Protein modification in disease pathogenesis

Peptidylarginine deiminase (PAD), a key mediator of post-translational citrullination process, is known to be directly affected by Ca 2+ homeostasis and convert peptidylarginine to peptidylcitrulline (protein citrullination) in a Ca 2+ -dependent manner. PAD and its catalytic product, citrullinated proteins, have emerged as key molecules in various human diseases including multiple sclerosis, rheumatoid arthritis, and Alzheimer’s disease. Previously, we have demonstrated pathological characterization of PAD2 and citrullinated proteins in the brains from sporadic Creutzfeldt-Jakob disease patients (sCJD) and scrapie-infected mice, an animal model of prion disease. Using proteomic analysis, various candidates including cytoskeletal and energy metabolism-associated proteins such as vimentin, GFAP, myelin basic protein (MBP), enolases, and aldolases were identified in prion disease. Since the citrullinated antigens are proposed as disease markers, we developed new antibodies specific for citrullinated candidates, and we are currently evaluating these antibodies for the use of biomarkers in the diagnosis of neurodegenerative diseases including Alzheimer’s disease and prion diseases.
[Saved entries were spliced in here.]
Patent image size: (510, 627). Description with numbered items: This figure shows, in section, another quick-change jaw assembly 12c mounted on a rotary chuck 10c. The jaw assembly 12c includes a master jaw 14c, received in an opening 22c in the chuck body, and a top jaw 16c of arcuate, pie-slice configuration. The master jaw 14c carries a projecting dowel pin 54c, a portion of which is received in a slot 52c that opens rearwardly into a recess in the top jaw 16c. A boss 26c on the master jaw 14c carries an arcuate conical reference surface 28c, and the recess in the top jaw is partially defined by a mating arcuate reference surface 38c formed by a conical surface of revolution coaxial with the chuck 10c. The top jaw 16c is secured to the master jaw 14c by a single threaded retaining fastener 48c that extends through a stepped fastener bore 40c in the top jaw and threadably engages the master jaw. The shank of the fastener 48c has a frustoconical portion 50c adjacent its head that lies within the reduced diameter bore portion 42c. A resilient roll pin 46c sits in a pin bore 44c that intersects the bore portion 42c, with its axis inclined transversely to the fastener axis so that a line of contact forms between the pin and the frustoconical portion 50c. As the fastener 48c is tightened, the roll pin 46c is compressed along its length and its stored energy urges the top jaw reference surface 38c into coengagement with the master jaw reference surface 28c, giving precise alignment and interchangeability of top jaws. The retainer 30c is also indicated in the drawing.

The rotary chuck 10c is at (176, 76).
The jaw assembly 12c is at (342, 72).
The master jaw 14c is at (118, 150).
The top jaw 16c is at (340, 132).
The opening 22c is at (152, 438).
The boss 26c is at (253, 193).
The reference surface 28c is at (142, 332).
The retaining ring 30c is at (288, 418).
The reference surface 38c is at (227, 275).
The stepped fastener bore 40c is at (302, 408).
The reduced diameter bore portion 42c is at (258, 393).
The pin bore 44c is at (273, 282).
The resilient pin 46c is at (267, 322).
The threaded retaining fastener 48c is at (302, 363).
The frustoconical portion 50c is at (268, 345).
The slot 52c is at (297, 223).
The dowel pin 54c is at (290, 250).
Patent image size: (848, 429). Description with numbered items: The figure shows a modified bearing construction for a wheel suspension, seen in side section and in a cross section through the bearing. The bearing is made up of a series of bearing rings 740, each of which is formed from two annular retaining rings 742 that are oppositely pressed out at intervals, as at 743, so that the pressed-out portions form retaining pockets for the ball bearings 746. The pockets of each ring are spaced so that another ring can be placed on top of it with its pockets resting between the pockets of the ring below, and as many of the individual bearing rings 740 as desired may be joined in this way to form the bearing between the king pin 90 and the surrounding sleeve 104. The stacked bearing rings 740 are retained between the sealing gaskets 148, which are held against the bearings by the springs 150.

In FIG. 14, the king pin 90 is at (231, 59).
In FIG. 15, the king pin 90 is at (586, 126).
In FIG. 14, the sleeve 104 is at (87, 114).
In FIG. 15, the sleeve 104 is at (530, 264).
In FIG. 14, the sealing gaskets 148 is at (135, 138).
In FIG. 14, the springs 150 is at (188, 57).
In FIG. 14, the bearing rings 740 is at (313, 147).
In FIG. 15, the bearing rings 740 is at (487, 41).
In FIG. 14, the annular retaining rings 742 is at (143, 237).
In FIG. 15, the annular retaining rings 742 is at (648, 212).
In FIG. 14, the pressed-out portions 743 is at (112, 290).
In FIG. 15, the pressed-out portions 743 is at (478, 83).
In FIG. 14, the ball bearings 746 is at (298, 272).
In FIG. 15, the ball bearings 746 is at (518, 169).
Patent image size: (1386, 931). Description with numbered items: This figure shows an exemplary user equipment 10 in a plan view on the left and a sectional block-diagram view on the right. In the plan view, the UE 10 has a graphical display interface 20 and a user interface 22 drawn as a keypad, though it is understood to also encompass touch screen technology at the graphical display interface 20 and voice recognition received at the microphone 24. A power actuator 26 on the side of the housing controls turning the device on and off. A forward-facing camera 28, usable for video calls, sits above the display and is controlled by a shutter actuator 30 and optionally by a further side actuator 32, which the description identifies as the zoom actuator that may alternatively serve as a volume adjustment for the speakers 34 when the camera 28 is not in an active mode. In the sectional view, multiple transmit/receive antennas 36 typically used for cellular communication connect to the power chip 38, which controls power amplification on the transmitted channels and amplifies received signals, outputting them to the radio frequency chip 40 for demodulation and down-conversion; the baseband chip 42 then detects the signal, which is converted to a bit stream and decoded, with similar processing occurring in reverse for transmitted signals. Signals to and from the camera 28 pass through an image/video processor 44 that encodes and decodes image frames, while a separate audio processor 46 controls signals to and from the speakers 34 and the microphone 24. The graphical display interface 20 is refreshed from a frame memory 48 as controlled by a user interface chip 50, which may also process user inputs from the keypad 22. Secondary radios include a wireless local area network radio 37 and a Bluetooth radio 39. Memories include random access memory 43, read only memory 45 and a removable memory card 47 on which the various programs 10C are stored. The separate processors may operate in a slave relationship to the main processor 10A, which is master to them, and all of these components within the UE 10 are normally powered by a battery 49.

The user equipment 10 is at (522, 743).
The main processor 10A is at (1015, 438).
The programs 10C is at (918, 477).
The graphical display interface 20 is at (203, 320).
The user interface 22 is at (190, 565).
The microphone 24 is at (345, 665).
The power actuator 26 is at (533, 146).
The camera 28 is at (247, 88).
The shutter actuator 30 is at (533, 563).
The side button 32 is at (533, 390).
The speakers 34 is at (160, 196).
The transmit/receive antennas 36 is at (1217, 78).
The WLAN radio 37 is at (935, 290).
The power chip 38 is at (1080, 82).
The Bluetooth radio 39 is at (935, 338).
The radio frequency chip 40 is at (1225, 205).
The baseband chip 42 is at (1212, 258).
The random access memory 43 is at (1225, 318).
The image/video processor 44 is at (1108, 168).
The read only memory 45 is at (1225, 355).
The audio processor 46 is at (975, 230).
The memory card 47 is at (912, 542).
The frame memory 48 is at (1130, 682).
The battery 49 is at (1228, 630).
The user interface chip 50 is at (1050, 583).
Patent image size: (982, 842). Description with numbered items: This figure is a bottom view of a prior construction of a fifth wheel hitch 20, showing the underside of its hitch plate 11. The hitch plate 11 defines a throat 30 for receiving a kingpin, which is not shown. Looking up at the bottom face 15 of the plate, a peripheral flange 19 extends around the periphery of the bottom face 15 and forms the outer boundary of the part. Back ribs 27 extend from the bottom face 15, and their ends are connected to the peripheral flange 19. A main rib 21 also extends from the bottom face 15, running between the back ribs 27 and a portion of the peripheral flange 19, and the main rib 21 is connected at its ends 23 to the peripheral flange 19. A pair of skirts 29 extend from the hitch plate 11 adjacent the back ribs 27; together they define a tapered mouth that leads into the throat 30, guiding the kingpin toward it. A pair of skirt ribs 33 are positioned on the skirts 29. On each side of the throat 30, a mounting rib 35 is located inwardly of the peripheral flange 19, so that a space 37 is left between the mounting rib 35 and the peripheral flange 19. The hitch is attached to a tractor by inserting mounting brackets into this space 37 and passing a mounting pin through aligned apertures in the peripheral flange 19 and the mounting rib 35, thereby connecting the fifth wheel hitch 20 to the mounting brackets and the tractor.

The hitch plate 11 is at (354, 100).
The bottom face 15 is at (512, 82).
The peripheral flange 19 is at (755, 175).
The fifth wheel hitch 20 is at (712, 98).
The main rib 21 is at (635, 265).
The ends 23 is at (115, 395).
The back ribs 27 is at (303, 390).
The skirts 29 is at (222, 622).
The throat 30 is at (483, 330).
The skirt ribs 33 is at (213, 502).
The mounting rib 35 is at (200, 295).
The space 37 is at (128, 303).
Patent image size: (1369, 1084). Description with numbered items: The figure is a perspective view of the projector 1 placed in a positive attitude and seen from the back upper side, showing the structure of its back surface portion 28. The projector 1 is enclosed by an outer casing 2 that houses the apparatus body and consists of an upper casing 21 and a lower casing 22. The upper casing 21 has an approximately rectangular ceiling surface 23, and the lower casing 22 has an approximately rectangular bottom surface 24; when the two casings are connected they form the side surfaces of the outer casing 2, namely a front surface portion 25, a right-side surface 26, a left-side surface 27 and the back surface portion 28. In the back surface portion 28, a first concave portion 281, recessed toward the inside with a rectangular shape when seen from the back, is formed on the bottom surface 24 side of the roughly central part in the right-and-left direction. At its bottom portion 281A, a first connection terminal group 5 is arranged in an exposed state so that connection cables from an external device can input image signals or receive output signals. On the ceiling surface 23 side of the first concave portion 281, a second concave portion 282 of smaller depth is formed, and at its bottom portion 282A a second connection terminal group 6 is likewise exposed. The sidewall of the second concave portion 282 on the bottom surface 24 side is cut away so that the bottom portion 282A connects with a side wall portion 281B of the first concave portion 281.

Today, I will introduce about our interesting findings using newly developed antibodies specific for citrullinated proteins in disease pathogenesis. By extension, we believe that translational approaches to addressing PAD-mediated citrullination in aging and aging-related diseases may contribute to improve our understanding of the pathophysiology of age-related diseases and to develop diagnostic, prognostic, or therapeutic biomarkers (NRF-2016R1A2B4006529, HI16C1085 & HI16C0965).